Michał Kubiak: Gra ze Zbyszkiem będzie dla mnie dużą frajdę

Zdjęcie okładkowe artykułu:  /
/
zdjęcie autora artykułu

22-letni przyjmujący po rocznych szlifach we włoskiej Serie B powrócił do polskiej ligi i podpisał kontrakt z Politechniką Warszawa. W Turnieju o Puchar Prezydenta Gdańska był jednym z najjaśniejszych punktów w zespole.

Stołeczny zespół zdecydowanie triumfował w turnieju rozegranym w miniony weekend na Wybrzeżu. Najpierw pokonał Pamapol Siatkarza Wieluń 3:1, a w finale ograł zespół Trefla Gdańska, również triumfując po czterech setach. W obu spotkaniach podstawowym przyjmującym był Michał Kubiak.

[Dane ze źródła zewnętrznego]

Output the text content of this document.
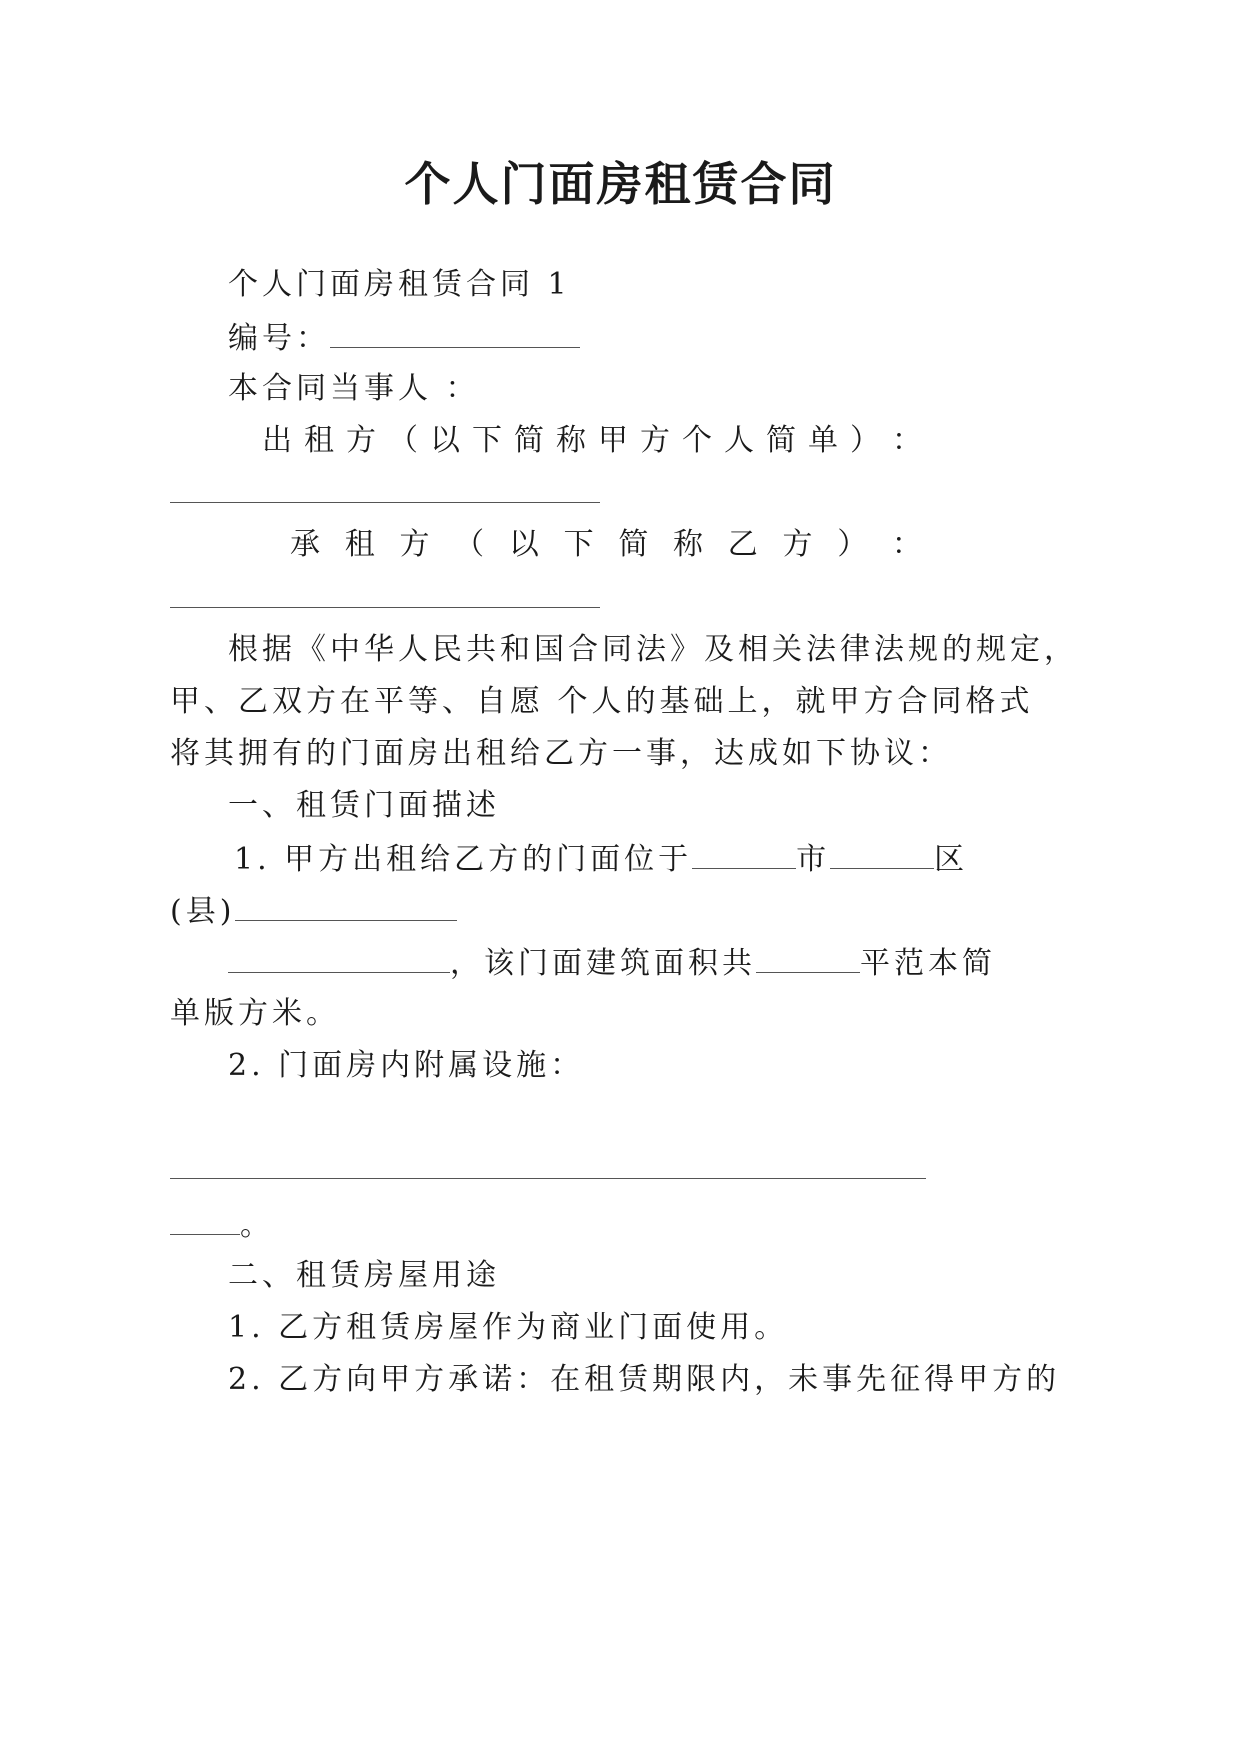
个人门面房租赁合同
个人门面房租赁合同 1
编号：
本合同当事人 ：
出 租 方 （ 以 下 简 称 甲 方 个 人 简 单 ） ：
承 租 方 （ 以 下 简 称 乙 方 ） ：
根据《中华人民共和国合同法》及相关法律法规的规定，
甲、乙双方在平等、自愿 个人的基础上，就甲方合同格式
将其拥有的门面房出租给乙方一事，达成如下协议：
一、租赁门面描述
1. 甲方出租给乙方的门面位于	市	区
(县)
，该门面建筑面积共	平范本简
单版方米。
2. 门面房内附属设施：
。
二、租赁房屋用途
1. 乙方租赁房屋作为商业门面使用。
2. 乙方向甲方承诺：在租赁期限内，未事先征得甲方的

- Skupiamy się na budowie siły, treningach wytrzymałościowych i to było na boisku widać. W pewnych momentach brakowało nam sił, ale na takim etapie myślę, że można jeszcze sobie na to pozwolić. Do ligi pozostało jeszcze 1,5 miesiąca, więc myślę, że świeżość przyjdzie wraz z jej rozpoczęciem – mówił po turnieju 22-letni siatkarz.

Zanim Kubiak rozpoczął przygodę z profesjonalną siatkówką, próbował swoich sił w plażówce, gdzie m.in. ze Zbigniewem Bartmanem wywalczył mistrzostwo Europy do lat 18 oraz wicemistrzostwo świata. W polskiej lidze zadebiutował w Jokerze Piła, później grał w KS Poznań, a ostatni sezon spędził we włoskim zespole Volley Padva. Teraz przywdzieje barwy Politechniki, gdzie ponownie zagra u boku Bartmana. Dlaczego zdecydował się na powrót do rodzimej ligi?

- Taka jest moja praca. Chcę się rozwijać, nie mogę sobie pozwolić na stanie w miejscu. Ja chce grać, zarabiać duże pieniądze, jak każdy za swoją pracę. Dlatego myślę, iż Warszawa jest kolejnym punktem w mojej karierze i zobaczymy jak ten sezon się dla mnie ułoży – odpowiada. - Nie rozpatrywałbym mojej decyzji tylko i wyłącznie przez ten jeden pryzmat. Na pewno gra ze Zbyszkiem będzie to dla mnie duża frajdą, wielką motywacją do pracy – dodaje młody siatkarz.

Już w gdańskim turnieju było widać, że Michał Kubiak będzie silnym punktem Inżynierów. Być może dobrą grą zaskarbi sobie przychylność Daniela Castellaniego i otrzyma wymarzone powołanie do reprezentacji.